In The Time Of Dar Williams
Though Dar Williams is entering her third decade as an active recording artist, she is still learning about the language of music and the art of inspiration. "I think music is another language," says Williams. "John Lennon's [lyric] 'Imagine all the people sharing all the world' — I don't think that's a good idea, I feel like that's a good idea." In an exclusive interview with GRAMMY.com, the folk singer/songwriter discusses her musical influences, where she finds inspiration, her humble career beginnings, touring, and her latest album, In The Time Of Gods.
A New York native, Williams began her career performing on the coffeehouse circuit in Northampton, Mass. There, she befriended GRAMMY-nominated artist Joan Baez, and the two subsequently toured together. In 1993 Williams released her debut album, The Honesty Room, and two years later signed a record deal with Razor & Tie Entertainment, which has evolved into a 17-year partnership. Prior to her record deal, Williams recalls a career turning point when she played a batch of songs for a close circle of friends, including an emotive autobiographical song that addressed a recent failed relationship.
"I played all of my songs for some friends around a kitchen table," says Williams. "This one guy who was very quiet [and] intelligent said, 'That's the one I like. … It's you. … Could you do some more of that?' It was so earnest and so kind. And I just thought, 'Yeah, I'll do that.'"
As she had found her voice, Williams gained experience performing everywhere she could. For aspiring artists still searching, Williams suggests a similar diet of creativity, immersion and repetition.
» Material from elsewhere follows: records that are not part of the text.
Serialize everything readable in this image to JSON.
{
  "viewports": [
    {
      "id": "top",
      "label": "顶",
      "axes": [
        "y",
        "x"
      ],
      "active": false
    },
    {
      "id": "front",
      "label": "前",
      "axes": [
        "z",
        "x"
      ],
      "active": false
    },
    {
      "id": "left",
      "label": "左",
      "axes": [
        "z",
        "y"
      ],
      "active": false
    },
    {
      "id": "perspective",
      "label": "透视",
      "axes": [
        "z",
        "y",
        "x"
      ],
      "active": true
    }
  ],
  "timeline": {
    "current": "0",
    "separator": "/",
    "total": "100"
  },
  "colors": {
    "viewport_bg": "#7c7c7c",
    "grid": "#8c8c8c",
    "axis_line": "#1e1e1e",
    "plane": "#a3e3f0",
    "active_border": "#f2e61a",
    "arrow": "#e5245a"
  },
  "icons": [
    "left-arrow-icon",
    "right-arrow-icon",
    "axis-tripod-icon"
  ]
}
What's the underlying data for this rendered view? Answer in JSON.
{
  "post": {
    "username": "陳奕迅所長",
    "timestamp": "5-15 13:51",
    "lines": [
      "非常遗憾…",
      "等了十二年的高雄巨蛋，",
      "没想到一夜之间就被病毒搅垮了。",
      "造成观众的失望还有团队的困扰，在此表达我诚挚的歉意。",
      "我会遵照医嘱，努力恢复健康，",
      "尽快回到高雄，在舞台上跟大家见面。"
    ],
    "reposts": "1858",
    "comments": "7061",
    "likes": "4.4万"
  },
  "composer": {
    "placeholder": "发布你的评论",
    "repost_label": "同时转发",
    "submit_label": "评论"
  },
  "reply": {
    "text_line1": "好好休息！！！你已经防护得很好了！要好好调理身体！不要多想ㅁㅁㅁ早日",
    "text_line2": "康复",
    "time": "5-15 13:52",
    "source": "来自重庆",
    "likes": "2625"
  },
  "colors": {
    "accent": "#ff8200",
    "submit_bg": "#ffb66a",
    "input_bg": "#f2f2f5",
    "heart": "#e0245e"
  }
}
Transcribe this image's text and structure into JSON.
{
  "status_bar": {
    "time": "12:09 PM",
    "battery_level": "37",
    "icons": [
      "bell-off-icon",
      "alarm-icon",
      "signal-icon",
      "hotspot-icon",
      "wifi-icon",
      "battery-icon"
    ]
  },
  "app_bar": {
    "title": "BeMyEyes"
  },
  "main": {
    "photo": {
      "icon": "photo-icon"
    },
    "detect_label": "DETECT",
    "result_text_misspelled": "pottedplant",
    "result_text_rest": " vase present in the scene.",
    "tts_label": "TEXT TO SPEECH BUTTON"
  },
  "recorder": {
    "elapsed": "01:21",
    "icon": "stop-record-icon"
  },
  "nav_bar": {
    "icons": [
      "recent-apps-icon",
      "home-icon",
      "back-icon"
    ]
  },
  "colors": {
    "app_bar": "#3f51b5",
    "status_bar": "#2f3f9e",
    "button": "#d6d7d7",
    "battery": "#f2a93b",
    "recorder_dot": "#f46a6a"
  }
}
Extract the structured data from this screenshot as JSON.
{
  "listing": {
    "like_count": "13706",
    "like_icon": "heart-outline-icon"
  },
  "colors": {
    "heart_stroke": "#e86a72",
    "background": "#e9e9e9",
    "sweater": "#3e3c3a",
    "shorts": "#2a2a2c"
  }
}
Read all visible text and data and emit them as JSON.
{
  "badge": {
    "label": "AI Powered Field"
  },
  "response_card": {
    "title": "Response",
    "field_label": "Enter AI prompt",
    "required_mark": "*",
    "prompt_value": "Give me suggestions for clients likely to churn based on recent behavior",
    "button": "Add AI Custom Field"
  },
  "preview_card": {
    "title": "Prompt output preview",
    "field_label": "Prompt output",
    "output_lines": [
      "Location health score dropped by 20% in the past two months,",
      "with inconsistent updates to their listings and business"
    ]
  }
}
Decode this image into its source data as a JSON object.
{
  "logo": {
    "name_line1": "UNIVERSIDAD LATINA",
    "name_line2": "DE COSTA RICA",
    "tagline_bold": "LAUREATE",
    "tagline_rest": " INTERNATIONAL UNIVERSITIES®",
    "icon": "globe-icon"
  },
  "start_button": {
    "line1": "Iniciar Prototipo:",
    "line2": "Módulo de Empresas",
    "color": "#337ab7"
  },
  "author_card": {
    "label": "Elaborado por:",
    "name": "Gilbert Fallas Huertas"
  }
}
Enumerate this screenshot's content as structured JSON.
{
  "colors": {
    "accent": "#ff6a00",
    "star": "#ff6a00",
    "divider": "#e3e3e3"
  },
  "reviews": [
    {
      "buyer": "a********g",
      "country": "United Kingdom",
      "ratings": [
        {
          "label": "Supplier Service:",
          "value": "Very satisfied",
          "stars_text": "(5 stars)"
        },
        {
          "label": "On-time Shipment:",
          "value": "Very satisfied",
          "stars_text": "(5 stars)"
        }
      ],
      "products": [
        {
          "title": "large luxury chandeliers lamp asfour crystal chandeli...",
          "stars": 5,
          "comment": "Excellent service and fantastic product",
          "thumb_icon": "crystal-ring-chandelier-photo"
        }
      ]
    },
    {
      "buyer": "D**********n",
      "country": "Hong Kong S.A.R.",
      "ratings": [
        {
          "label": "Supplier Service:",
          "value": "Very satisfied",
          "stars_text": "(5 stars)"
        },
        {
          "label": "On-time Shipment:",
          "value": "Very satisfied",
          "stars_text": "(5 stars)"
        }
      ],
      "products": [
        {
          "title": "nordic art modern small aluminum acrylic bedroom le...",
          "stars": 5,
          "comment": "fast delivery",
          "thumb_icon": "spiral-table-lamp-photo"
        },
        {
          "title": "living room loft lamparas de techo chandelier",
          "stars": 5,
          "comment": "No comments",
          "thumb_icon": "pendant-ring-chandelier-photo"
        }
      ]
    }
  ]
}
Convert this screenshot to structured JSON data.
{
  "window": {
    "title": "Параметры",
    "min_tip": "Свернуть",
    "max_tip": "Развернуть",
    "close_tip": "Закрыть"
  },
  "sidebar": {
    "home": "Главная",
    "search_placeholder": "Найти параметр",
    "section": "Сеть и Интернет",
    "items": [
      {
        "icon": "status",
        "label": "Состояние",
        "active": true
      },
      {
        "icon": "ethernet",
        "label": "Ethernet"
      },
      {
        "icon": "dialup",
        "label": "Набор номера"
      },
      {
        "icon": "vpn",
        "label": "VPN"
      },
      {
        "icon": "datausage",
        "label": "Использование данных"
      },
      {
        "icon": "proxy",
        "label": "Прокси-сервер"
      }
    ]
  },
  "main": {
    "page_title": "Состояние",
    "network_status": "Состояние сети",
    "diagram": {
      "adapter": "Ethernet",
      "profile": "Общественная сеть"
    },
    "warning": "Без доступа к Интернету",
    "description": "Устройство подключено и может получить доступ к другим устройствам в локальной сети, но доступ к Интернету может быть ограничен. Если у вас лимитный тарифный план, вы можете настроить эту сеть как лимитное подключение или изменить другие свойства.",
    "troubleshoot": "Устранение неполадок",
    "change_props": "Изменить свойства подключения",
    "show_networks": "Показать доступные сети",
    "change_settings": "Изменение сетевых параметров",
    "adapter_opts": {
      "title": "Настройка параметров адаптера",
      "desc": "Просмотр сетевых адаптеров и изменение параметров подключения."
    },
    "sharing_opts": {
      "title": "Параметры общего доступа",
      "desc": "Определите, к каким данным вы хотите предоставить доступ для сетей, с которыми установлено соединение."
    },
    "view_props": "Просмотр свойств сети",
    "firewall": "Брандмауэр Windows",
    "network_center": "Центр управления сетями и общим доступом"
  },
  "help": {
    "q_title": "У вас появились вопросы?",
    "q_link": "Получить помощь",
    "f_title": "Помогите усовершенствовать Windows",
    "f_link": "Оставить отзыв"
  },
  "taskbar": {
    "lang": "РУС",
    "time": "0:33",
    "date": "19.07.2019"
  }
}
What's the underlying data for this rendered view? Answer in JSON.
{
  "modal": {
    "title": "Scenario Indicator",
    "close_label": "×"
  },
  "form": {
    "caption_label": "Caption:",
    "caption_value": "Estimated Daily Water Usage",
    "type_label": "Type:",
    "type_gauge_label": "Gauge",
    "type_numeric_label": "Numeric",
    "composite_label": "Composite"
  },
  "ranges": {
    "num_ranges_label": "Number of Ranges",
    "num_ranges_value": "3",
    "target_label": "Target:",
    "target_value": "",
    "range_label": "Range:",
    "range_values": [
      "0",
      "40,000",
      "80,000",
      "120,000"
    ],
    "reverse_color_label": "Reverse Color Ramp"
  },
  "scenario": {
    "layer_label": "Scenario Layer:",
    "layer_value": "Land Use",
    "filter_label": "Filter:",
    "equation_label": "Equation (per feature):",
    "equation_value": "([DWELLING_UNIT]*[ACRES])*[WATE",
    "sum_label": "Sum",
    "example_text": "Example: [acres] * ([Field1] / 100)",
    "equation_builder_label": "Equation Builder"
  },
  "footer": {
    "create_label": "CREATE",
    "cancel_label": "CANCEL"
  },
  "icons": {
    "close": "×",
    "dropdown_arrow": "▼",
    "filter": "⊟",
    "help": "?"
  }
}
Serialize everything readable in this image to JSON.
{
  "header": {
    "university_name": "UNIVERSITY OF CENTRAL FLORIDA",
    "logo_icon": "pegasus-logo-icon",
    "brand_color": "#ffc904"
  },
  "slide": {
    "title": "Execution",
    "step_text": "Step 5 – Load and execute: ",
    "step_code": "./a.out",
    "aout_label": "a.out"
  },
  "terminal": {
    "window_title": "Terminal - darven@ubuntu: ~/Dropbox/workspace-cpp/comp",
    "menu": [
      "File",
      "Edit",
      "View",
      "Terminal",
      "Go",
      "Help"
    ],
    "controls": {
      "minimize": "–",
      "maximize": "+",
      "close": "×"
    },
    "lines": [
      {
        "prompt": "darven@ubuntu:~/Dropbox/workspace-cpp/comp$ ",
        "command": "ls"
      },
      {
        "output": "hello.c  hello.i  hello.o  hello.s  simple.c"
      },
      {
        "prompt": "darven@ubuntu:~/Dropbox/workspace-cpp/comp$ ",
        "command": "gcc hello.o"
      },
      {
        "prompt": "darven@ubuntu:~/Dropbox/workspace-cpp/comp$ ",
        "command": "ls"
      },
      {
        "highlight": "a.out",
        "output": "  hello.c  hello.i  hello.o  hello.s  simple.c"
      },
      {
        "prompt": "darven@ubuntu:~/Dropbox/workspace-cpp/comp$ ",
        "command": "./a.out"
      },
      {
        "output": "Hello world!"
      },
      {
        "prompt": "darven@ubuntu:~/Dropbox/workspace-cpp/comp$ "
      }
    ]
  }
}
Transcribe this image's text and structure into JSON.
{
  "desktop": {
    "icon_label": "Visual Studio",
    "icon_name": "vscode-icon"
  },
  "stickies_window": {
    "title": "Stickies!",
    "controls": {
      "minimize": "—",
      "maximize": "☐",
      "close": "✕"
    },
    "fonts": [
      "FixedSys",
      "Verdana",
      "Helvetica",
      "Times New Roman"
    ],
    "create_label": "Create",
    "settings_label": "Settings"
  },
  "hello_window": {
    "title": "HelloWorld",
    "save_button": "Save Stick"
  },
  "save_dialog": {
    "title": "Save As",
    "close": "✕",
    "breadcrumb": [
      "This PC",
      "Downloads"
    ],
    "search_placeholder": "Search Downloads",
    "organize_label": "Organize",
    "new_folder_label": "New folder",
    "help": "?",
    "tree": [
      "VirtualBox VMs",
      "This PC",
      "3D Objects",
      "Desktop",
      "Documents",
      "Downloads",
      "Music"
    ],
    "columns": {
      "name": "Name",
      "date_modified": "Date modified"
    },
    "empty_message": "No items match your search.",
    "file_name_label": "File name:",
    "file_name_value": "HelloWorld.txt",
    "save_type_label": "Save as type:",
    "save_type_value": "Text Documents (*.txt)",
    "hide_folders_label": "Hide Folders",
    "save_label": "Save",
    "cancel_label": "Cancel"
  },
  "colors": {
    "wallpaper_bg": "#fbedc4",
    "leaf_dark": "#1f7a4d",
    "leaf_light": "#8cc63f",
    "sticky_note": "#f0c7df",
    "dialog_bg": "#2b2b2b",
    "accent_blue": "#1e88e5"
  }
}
"The very best thing you can do is to try to write a song that has some sort of impact," she says. "And the very best way to write that song, in my experience, is to be part of a scene. … In Cambridge in the early '90s, [I tried] open mics, hootenannies, song circles, tip-jar gigs, busking…anything."
In addition to drawing on personal experiences, Williams finds inspiration in a variety of art. "I like to go to museums," says Williams. "The funny thing is musicians often love to go to see visual art because you've got all these pictures to turn into metaphors. … Somehow that triggers these creative connections."
That symbiosis of creativity applies to artists across various media, according to Williams. "Painters often listen to music. I've gotten a lot of compliments from people saying, 'I paint to your music.'"
Released in April, In The Time Of Gods finds Williams channeling inspiration from ancient Greece. The ambitious song cycle explores current social issues against a backdrop centering around various characters from Greek mythology. The project crystallized when Williams wrote a song about Hermes, "the Greek messenger of the dead, and the god of thieves and travelers and people who live by their wits. Which is kind of what I am, the living by the wits part."
With nine studio albums now under her belt, Williams continues to follow her muse wherever it leads. With her concert itinerary booked solid in the United States through December, the "roller-coaster" ride of touring is something she has not only grown accustomed to, but enjoys.
"I've learned to sort of fall in love with all of the little cities and towns that I've gone to because now some of them I've been to 15 times," says Williams "I'm becoming a professional nomad and enjoying that whole part of my life."